Verse 12. - Then said he also to him that bade him, When thou makest a dinner or a supper, call not thy friends, nor thy brethren, neither thy kinsmen, nor thy rich neighbours; lest they also bid thee again, and a recompense be made thee. This remark of Jesus took place somewhat later in the course of the feast. Those present were evidently mostly, if not all, drawn from the upper ranks of Jewish society, and the banquet was no doubt a luxurious and costly entertainment. Godet's comment is singularly interesting, and well brings out the half-sorrowful, half-playful sarcasm of the Master. He was the rich Pharisee's Guest; he was partaking of his hospitality, although, it is true, no friendly feelings had dictated the invitation to the feast, but still he was partaking of the man's bread and salt; and then, too, the miserable society tradition which then as now dictates such conventional hospitality, all contributed to soften the Master's stern condemnation of the pompous hollow entertainments; so he "addresses to his host a lesson on charity, which he clothes, like 'the preceding, in the graceful form of a recommendation of intelligent self-interest." The μήποτε, lest (ver. 12), carries a tone of liveliness and almost of pleasantry. "Beware of it; it is a misfortune to be avoided. For, once thou shalt have received human requital, it is all over with Divine recompense." Jesus did not mean to forbid our entertaining those whom we love.
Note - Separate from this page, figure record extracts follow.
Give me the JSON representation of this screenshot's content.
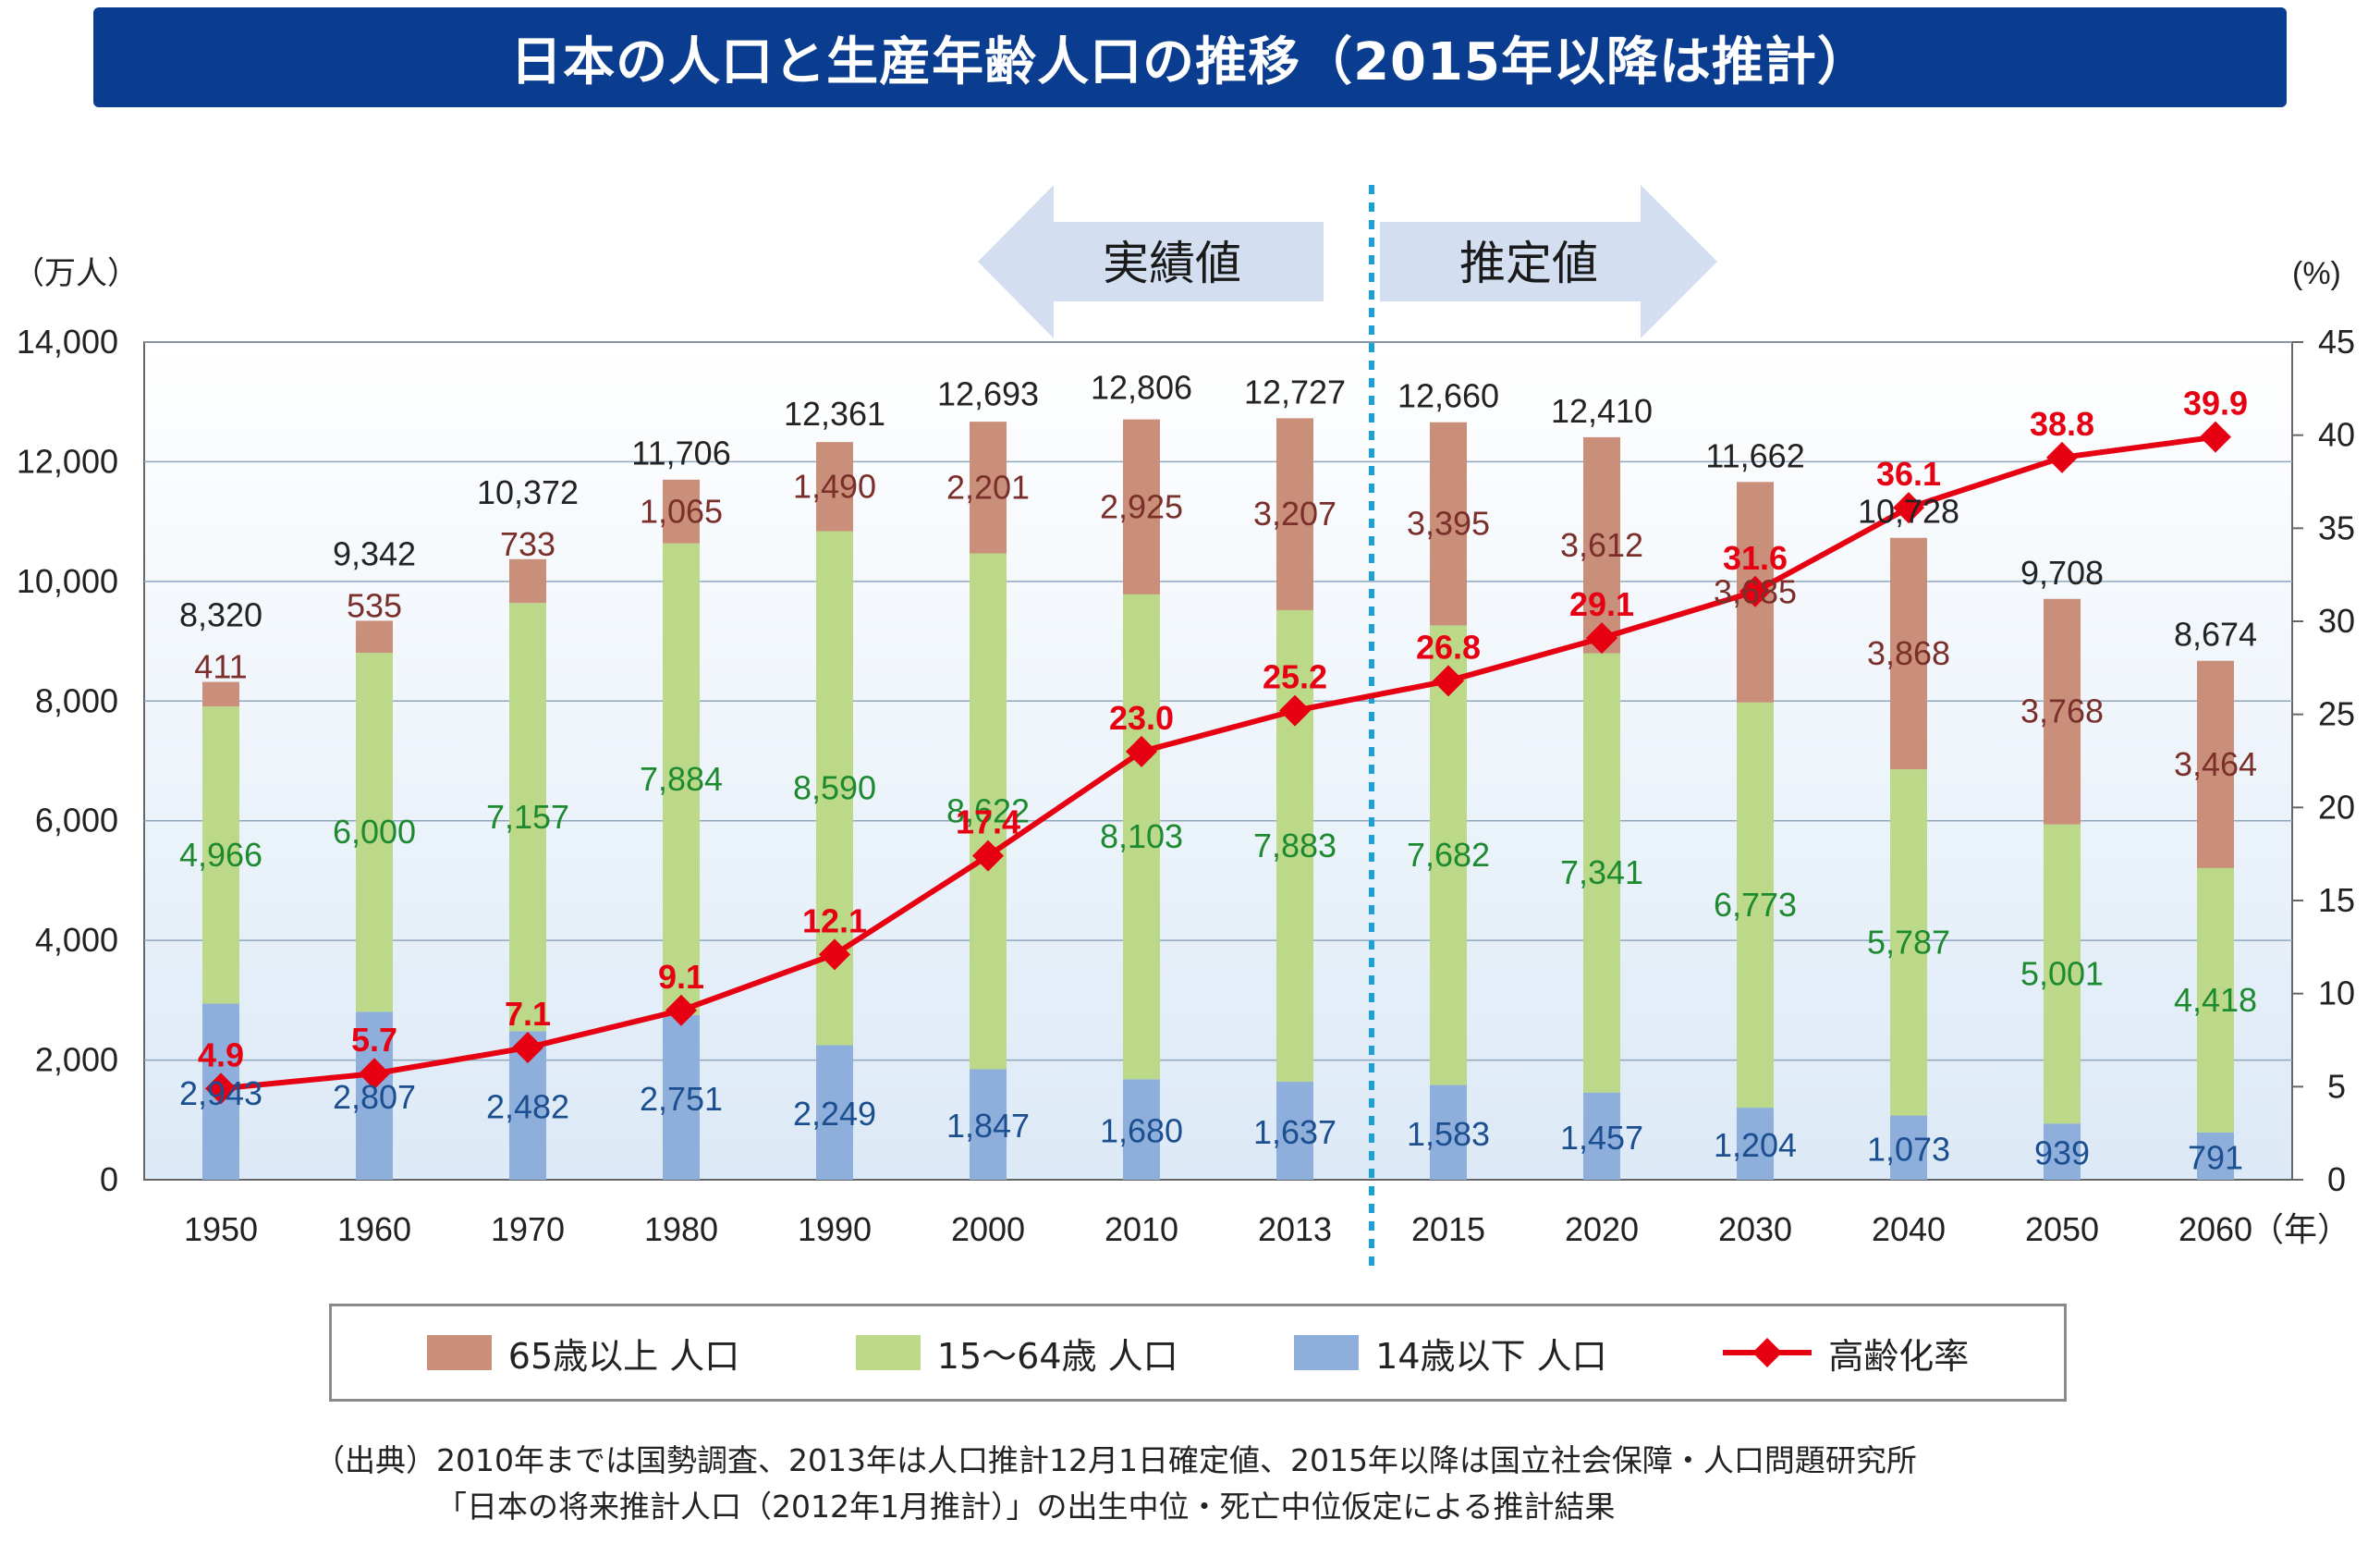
{
  "title": "日本の人口と生産年齢人口の推移（2015年以降は推計）",
  "phase_labels": {
    "actual": "実績値",
    "estimate": "推定値"
  },
  "legend": {
    "elderly": "65歳以上 人口",
    "working": "15～64歳 人口",
    "young": "14歳以下 人口",
    "rate": "高齢化率"
  },
  "source": {
    "line1": "（出典）2010年までは国勢調査、2013年は人口推計12月1日確定値、2015年以降は国立社会保障・人口問題研究所",
    "line2": "「日本の将来推計人口（2012年1月推計）」の出生中位・死亡中位仮定による推計結果"
  },
  "colors": {
    "title_bg": "#0a3d8f",
    "elderly": "#c98f7a",
    "working": "#bcd98a",
    "young": "#8eaedb",
    "rate_line": "#e60012",
    "elderly_text": "#7a2f2a",
    "working_text": "#1e8a30",
    "young_text": "#1c4f8f",
    "divider": "#1ba0d8"
  },
  "chart_data": {
    "type": "bar",
    "stacked": true,
    "y_unit_left": "（万人）",
    "y_unit_right": "(%)",
    "x_unit": "（年）",
    "ylim_left": [
      0,
      14000
    ],
    "ylim_right": [
      0,
      45
    ],
    "y_ticks_left": [
      "0",
      "2,000",
      "4,000",
      "6,000",
      "8,000",
      "10,000",
      "12,000",
      "14,000"
    ],
    "y_ticks_right": [
      "0",
      "5",
      "10",
      "15",
      "20",
      "25",
      "30",
      "35",
      "40",
      "45"
    ],
    "categories": [
      "1950",
      "1960",
      "1970",
      "1980",
      "1990",
      "2000",
      "2010",
      "2013",
      "2015",
      "2020",
      "2030",
      "2040",
      "2050",
      "2060"
    ],
    "estimate_from": "2015",
    "series": [
      {
        "name": "14歳以下 人口",
        "values": [
          2943,
          2807,
          2482,
          2751,
          2249,
          1847,
          1680,
          1637,
          1583,
          1457,
          1204,
          1073,
          939,
          791
        ],
        "labels": [
          "2,943",
          "2,807",
          "2,482",
          "2,751",
          "2,249",
          "1,847",
          "1,680",
          "1,637",
          "1,583",
          "1,457",
          "1,204",
          "1,073",
          "939",
          "791"
        ]
      },
      {
        "name": "15～64歳 人口",
        "values": [
          4966,
          6000,
          7157,
          7884,
          8590,
          8622,
          8103,
          7883,
          7682,
          7341,
          6773,
          5787,
          5001,
          4418
        ],
        "labels": [
          "4,966",
          "6,000",
          "7,157",
          "7,884",
          "8,590",
          "8,622",
          "8,103",
          "7,883",
          "7,682",
          "7,341",
          "6,773",
          "5,787",
          "5,001",
          "4,418"
        ]
      },
      {
        "name": "65歳以上 人口",
        "values": [
          411,
          535,
          733,
          1065,
          1490,
          2201,
          2925,
          3207,
          3395,
          3612,
          3685,
          3868,
          3768,
          3464
        ],
        "labels": [
          "411",
          "535",
          "733",
          "1,065",
          "1,490",
          "2,201",
          "2,925",
          "3,207",
          "3,395",
          "3,612",
          "3,685",
          "3,868",
          "3,768",
          "3,464"
        ]
      }
    ],
    "totals": [
      8320,
      9342,
      10372,
      11706,
      12361,
      12693,
      12806,
      12727,
      12660,
      12410,
      11662,
      10728,
      9708,
      8674
    ],
    "total_labels": [
      "8,320",
      "9,342",
      "10,372",
      "11,706",
      "12,361",
      "12,693",
      "12,806",
      "12,727",
      "12,660",
      "12,410",
      "11,662",
      "10,728",
      "9,708",
      "8,674"
    ],
    "line_series": {
      "name": "高齢化率",
      "axis": "right",
      "values": [
        4.9,
        5.7,
        7.1,
        9.1,
        12.1,
        17.4,
        23.0,
        25.2,
        26.8,
        29.1,
        31.6,
        36.1,
        38.8,
        39.9
      ],
      "labels": [
        "4.9",
        "5.7",
        "7.1",
        "9.1",
        "12.1",
        "17.4",
        "23.0",
        "25.2",
        "26.8",
        "29.1",
        "31.6",
        "36.1",
        "38.8",
        "39.9"
      ]
    },
    "grid": true
  }
}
He means simply, "In view of the life to come, thou canst do better still." Luke 14:12Dinner - supper

See on Matthew 22:4. Supper (δειπνον) is the principal meal at evening, and corresponding to the modern late dinner.

Call not thy friends, etc

A striking parallel occurs in Plato's "Phaedrus," 233. "And, in general, when you make a feast, invite not your friend, but the beggar and the empty soul, for they will love you, and attend you, and come about your doors, and will be the best pleased, and the most grateful, and will invoke blessings on your head."